Quality control managers in the automotive and aerospace industries are responsible for ensuring that manufactured parts meet customers’ requirements, specifications, and tolerances. To do so, they rely on coordinate measuring machines (CMMs), which are the most precise metrology equipment available for quality inspection.
Getting this level of precision, however, comes at a price (often in the form of inconvenience). The CMM may not be available to practice first article inspection (FAI), or, worse, it may be totally loaded because a fault has been found at the end of the production of a part. Then, lots of back and forth between the CMM and the shop floor is necessary to locate where the issue has occurred.
In those situations, quality managers are handcuffed by the technology and limited in the execution of their work. What if they had a secret weapon to deploy when the CMM is loaded? What if they could have access to a portfolio of alternative solutions that they could rely on to improve the quality inspection?
In order to make sure that you are never restricted in the exercise of your duties, we’ve compiled the following list of different metrology tools available to QC managers, with the pros and cons of each.
A Look At Options
Hand measuring tools are among the ways to approach the issue of monitoring. The most common hand measuring tools include micrometres, slide callipers, indicators, and gages. These tools are mainly used for simple inspections and basic measurements such as measuring a diameter or a thickness or any other dimensions that do not justify or require a report.
The pros of hand measuring tools are: simplicity of use; a basic level of technical expertise needed; high precision; quick use for simple measurement and features.
But there are reasons as well not to rely exclusively on such tools, including repetition: because the measurement depends on the operator’s manipulations and difficulty selecting the most suitable tool, because each measurement requires a different tool. As well, they can be hard to use for complex parts.
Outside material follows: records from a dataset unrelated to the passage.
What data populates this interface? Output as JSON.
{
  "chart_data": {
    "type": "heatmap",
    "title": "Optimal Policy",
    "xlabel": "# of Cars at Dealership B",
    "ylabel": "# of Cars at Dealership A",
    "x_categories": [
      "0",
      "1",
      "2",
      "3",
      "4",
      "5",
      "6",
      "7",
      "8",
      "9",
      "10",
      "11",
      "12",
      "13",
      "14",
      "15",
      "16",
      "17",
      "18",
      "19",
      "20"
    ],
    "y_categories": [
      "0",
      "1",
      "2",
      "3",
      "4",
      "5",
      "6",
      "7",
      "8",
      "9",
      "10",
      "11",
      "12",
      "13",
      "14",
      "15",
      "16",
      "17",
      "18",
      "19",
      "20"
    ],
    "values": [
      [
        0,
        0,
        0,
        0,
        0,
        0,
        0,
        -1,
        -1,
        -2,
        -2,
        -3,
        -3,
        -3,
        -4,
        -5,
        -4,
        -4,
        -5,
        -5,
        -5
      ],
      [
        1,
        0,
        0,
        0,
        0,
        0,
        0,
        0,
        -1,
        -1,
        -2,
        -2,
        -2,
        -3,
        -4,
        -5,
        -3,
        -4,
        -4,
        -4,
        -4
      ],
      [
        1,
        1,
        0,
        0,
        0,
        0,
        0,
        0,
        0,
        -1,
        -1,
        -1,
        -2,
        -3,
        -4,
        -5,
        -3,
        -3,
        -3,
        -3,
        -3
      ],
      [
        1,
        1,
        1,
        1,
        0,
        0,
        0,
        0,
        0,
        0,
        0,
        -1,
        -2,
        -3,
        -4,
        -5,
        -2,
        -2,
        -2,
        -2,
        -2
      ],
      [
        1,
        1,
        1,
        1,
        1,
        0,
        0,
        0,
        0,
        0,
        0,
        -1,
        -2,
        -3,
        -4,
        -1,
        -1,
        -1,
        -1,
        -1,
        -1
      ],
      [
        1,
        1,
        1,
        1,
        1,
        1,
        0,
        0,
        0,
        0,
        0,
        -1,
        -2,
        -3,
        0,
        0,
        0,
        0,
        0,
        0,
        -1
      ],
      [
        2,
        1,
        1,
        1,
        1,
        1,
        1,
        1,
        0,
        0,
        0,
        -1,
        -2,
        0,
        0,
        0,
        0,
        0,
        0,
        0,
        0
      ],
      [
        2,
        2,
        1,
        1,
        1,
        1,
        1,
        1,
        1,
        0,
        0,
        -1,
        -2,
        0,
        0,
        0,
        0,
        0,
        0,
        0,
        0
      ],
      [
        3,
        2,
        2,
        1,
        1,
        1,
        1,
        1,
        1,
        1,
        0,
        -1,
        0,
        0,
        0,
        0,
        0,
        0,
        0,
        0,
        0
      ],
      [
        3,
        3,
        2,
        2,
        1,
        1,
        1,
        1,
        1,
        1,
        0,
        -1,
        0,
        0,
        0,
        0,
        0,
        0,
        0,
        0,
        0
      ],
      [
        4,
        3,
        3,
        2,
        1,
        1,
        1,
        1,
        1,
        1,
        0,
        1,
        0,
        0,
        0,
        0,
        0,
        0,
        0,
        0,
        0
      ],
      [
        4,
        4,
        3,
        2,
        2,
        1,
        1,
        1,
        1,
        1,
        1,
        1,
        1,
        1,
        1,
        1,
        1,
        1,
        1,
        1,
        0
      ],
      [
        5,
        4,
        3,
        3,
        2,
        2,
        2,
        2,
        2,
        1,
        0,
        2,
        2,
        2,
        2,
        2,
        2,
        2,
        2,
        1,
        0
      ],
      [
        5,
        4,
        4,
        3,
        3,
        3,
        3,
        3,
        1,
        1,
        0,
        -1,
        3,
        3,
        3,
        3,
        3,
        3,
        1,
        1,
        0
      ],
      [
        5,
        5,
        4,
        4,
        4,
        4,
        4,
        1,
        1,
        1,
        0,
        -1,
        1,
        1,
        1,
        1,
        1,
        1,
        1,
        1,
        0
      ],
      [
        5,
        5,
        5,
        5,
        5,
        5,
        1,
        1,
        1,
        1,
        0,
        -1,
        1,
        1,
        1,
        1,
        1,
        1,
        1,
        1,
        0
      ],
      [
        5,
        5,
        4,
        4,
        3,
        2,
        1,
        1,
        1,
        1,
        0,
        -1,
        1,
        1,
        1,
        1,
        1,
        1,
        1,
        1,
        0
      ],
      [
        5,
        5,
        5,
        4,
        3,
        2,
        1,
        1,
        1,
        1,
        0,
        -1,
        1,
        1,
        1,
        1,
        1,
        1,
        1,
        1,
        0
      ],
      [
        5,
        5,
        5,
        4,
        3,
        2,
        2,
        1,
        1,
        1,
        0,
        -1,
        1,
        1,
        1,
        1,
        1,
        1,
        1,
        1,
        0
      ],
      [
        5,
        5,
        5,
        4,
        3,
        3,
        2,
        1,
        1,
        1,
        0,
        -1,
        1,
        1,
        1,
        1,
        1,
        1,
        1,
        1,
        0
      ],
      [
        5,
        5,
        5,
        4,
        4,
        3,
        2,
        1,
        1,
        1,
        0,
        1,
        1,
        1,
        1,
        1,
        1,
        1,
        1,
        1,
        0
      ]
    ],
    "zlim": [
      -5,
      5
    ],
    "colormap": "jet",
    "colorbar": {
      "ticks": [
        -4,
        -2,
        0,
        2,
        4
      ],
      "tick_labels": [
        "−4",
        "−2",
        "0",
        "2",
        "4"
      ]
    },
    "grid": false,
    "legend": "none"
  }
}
The next option is to rely on fixed CMMs, which are definitely a better choice than hand measuring tools for complex parts. Indeed, they can measure any type of feature with a high level of precision. Because of that, they are the no.1 metrology equipment choice for quality control managers. They are so popular that they are often loaded by different operations.
Fixed CMMs are also flexible, allow access to automated reports and show ability to measure and inspect any types of feature as well as provide unbeatable precision.
However, they also have some drawbacks, including that the shape of measured parts is limited due to the size of the measuring table, high cost of utilisation and a high level of technical expertise needed for equipment fixed to the ground and that requires a rigid setup.
There is also a subcategory in laser trackers that are often used to measure parts of large dimensions. While fixed CMMs are limited by the table surface and portable CMMs are limited by their measuring volume, laser trackers can measure parts like aircraft wings or auto frames, as well as large toolings. Their disadvantages are that they require a rigid setup and are sensitive to instabilities in the environment.
That brings us to portable CMMs, an alternative solution when a part cannot be moved from the production floor to the measurement lab. These include the advantages of fixed CMMs, as well as portability, which enable one to move the CMM to the shop-floor, another building, or a supplier’s facility.
On the plus side, they show portability: the measurement tool goes to the measured part (rather than the opposite, simplicity of use and the ability to measure directly on the production floor.
However, they may be sensitive to vibrations and not adapted to unstable shop-floor measurements as well as requiring a rigid setup, and noting that operator experience and skills can affect the measurement accuracy.
There is also a subcategory here in optical portable CMMs.
This subcategory offers the same advantages of portable CMMs, with an extra: a rigid setup is no longer required. This means that everything (i.e., the tracker, the measuring tool, and the measured part) can move during the measurement.
Therefore, it reduces the pressure placed on operators. In addition, their level of expertise does not need to be so high because fewer errors will be caused by extra manipulations and alignments. In short, optical portable CMMs are perfectly adapted to shop-floor measurements.
Finally, there are metrology-grade 3D scanners complete our portfolio of alternative solutions to rely on to improve quality inspection.
Like portable CMMs, most 3D scanners can be moved around on the production floor, but they also have the capability to measure in a complex production environment—just like optical portable CMMs—that is often influenced by temperature variations, vibrations and inexperienced operators.
However, it is through the information density they can acquire and analyse that 3D scanners distinguish themselves from other measuring equipment. Because of that, they are the preferred solution for FAI, where each dimension measurement is critical. The complete part (dimensions and aesthetics) must be inspected and approved during the FAI. Therefore, it is risky to omit defaults with a probing unit that only measures a restricted number of points (or samples of points).
This occurs through speed of acquisition and density of information analysed, the short time required to characterise a complete part and via efficiently digitising complex shapes with a very large number of points and without contact.
However, there are some drawbacks too such as the need for the measured part to be in the line of sight of the scanner and as an overkill solution to inspect simple geometrical features like pins and holes.
So the secret weapon for quality control teams, therefore, is to have different measurement options to inspect parts. Because each solution has its pros and cons, being able to rely on different tools according to the type of inspection being performed or the shape of the piece being measured is the key to performing excellent quality controls.